Hence, $v(t) = \dfrac{3}{2}t^2+5$.

Velocity is the derivative of position: $v(t) = s'(t)$. So, $\displaystyle s(t) = \int v(t)dt$.

Now, you are looking for the distance the particle has moved. That is just $\displaystyle s(3)-s(0) = \int_0^3 v(t)dt$:

$\displaystyle \int_0^3 v(t)dt = \int_0^3 \left(\dfrac{3}{2}t^2+5\right)dt = \left[\dfrac{1}{2}t^3 + 5t\right]_0^3 = 19.5$

3. ## Re: Velocity of particle using graph? Physics?

Originally Posted by SlipEternal
$a(t) = 3t$

Acceleration is the derivative of velocity: $a(t) = v'(t)$. So:

$\displaystyle v(t) = \int a(t) dt = \dfrac{3}{2}t^2+C$

You are told initial velocity is 5. Initial velocity means t=0. So:

$v(0) = 5 = \dfrac{3}{2}(0)^2 + C$

shows $C=5$.

Hence, $v(t) = \dfrac{3}{2}t^2+5$.

Velocity is the derivative of position: $v(t) = s'(t)$. So, $\displaystyle s(t) = \int v(t)dt$.

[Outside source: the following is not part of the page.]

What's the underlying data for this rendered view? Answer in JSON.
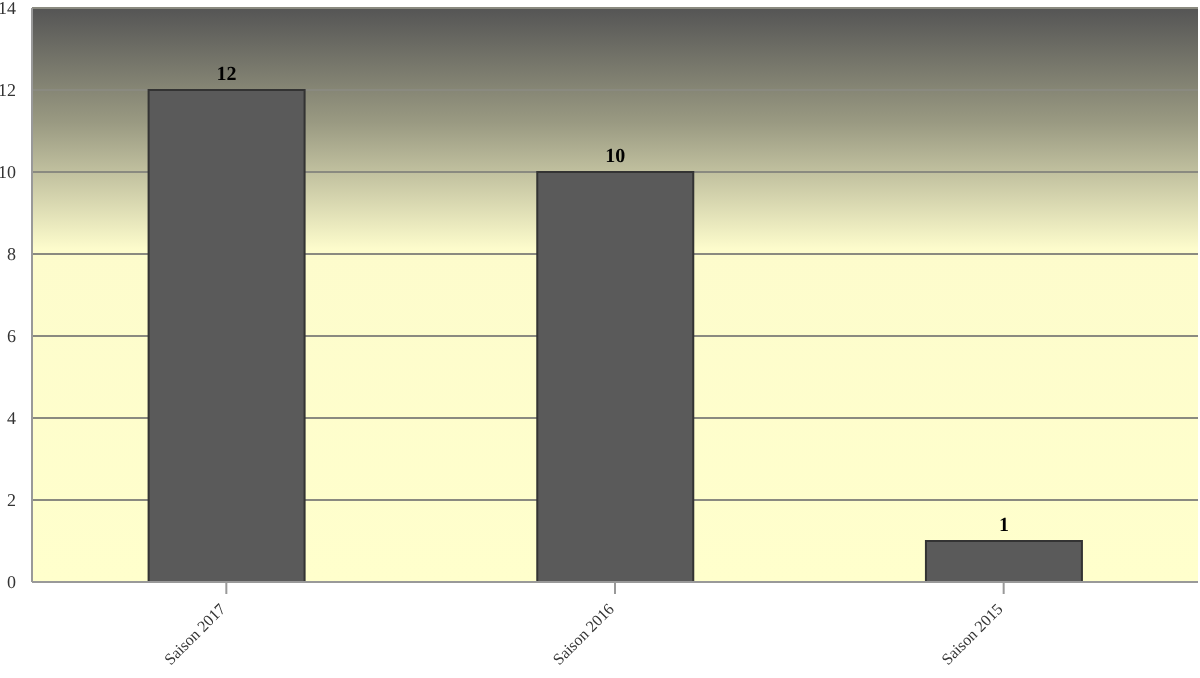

Now, you are looking for the distance the particle has moved. That is just $\displaystyle s(3)-s(0) = \int_0^3 v(t)dt$:

$\displaystyle \int_0^3 v(t)dt = \int_0^3 \left(\dfrac{3}{2}t^2+5\right)dt = \left[\dfrac{1}{2}t^3 + 5t\right]_0^3 = 19.5$
Thanks for showing the steps, I couldn't put that together because I was so focused on it being a physics problem I didn't even realize I could apply these steps.

4. ## Re: Velocity of particle using graph? Physics?

Physics involves a lot of applied math.